Currency Confusion

CFA Text, paraphrase:

  • When due to receive cash flows denominated in a foreign currency we are long the currency and need to go short a currency forward
  • When due to purchase a currency (pay an obligation) they are short the currency and need to go long a futures contract

Qbank Answer

  • A forward currency purchase is equivalent to being long in the foreign currency cash receiving the foreign currency risk free rate and short in the domestic currency cash paying the domestic currency risk free rate.

These seem to conflict…is the second one (qbank) jsut wrong?
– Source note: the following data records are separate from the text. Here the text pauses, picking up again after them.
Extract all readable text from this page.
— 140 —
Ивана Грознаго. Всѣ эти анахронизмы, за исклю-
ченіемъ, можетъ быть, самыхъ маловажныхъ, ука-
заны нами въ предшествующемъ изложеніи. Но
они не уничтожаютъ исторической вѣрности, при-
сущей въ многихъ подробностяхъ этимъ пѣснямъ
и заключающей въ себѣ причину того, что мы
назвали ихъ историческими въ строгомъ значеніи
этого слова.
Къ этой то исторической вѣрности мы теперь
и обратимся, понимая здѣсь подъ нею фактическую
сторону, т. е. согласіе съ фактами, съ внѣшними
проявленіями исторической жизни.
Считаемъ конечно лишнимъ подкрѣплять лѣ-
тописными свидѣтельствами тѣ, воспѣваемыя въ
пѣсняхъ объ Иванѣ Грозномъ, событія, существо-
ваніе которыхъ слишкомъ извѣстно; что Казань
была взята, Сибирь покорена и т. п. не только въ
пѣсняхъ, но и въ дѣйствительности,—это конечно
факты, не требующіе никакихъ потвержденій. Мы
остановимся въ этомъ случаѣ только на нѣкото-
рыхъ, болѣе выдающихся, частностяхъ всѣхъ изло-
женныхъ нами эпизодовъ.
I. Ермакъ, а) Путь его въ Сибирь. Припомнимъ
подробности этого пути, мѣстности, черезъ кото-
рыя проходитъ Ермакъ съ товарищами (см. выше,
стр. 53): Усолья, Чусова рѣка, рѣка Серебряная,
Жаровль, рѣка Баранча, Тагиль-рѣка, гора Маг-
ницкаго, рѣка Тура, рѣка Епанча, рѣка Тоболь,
Also can someone give me the nutshell explanation of how the risk free rate ties in?

this is from the Schweser Books.

Receive Payments (exporter) - Long Currency - Sell the Future

Pay Currency (importer) - Short Currency - Buy Future

So whats up with that qbank answer then?

  • A forward currency purchase is equivalent to being long in the foreign currency cash receiving the foreign currency risk free rate and short in the domestic currency cash paying the domestic currency risk free rate.

you bought the foreign currency. so you receive the foreign interest rate.

you bought the foreign currency by selling the domestic currency. so you are paying the domestic interest rate - which is the domestic risk free rate.

Also, as an addition to anyone who reads this,

If you hedge the foreign stock market return, but not the currency return you receive the foreign risk free rate.

If you hedge both, you receive the domestic risk free rate.

But to beat the dead horse, is the Qbank answer just wrong?

It says “a forward currency purchase is equivalent to beign long…”

The text says “When due to purchase a currency (pay an obligation) they are short the currency and need to go long a futures contract”

The Schweser books according to the other poster say

Receive Payments (exporter) - Long Currency - Sell the Future

Pay Currency (importer) - Short Currency - Buy Future

Both texts say you are short, but the answer says you are long…what am i missing…

one says buy forward the other says “pay currency”

ok so maybe I dont understand what a forward currency purchase means

The Question is:

which is most correct regarding “purchsing forward currencies”…

Answer is what I stated above :

A forward currency purchase is equivalent to being long in the foreign currency cash receiving the foreign currency risk free rate and short in the domestic currency cash paying the domestic currency risk free rate

To be long the currency we would have to be recieving the cash flows and would need to short a future…how does that jive with “a forward currency purchase”

forward currency purchase - what I understand - you are saying you will be BUYING the FORWARD contract on the currency.

If you need to be BUYING the FORWARD contract - you need to be SHORT the currency.

if you are purchasing the foreign currency then purchase the forward…easy

why? b/c if it goes up you are worse-off, so you are effectively short the currency so you want to buy the forward to hedge the risk of it increasing on you

ok it makes sense now , its saying one is long the forward, soo they are long the currency…

Its not saying one needs to be short domestic, its saying one is short domestic…

If we needed ot offset the position then we would go short foreign…

To keep it simple and straightforward, I would consider Foreign Currency just as another asset. (Its “price” – foreign exchange rate can changeover time)

one last question with regards to currency forwards.

i am us investor, have yen investment, want to hedge currency risk of converting back to usd.

short forward (sell yen) USD/YEN

or long forward (buy usd) YEN/USD.

is this the same?

im just very confused bc i remeber that there was a 2009 exam where a canadian investor had EUR investments and he went LONG THE FORWARD!..

please help!! thank you!

If you expect to convert JPY 10000 to USD in one month at rate of 100 YEN/USD, you go short on YEN 10000 forward or go long on USD 100 forward. Looking at this forward as swap could remove the confusion that clearly spells out currency you pay and receive. Remember swap is nothing but a series of forwards.

SORRY FOR ASKING AGAIN… i just need to make sure i understood this.

if i go short the currency forward JPY, because i am afraid the jpy will be worth less, right?

so i am basically worried, that JPY/USD increases or put it in other way USD/JPY decreases. one jpy buys less dollars.

so then if i fixed to sell the yens at 1/100 usd/yen and the yen increases, is worth more, i will not profit fromt that because i fixed the rate, right? but if yen depreciates i am fine.

so no upside, but downside protection?

Sounds right. Forward contract locks the exchange rate.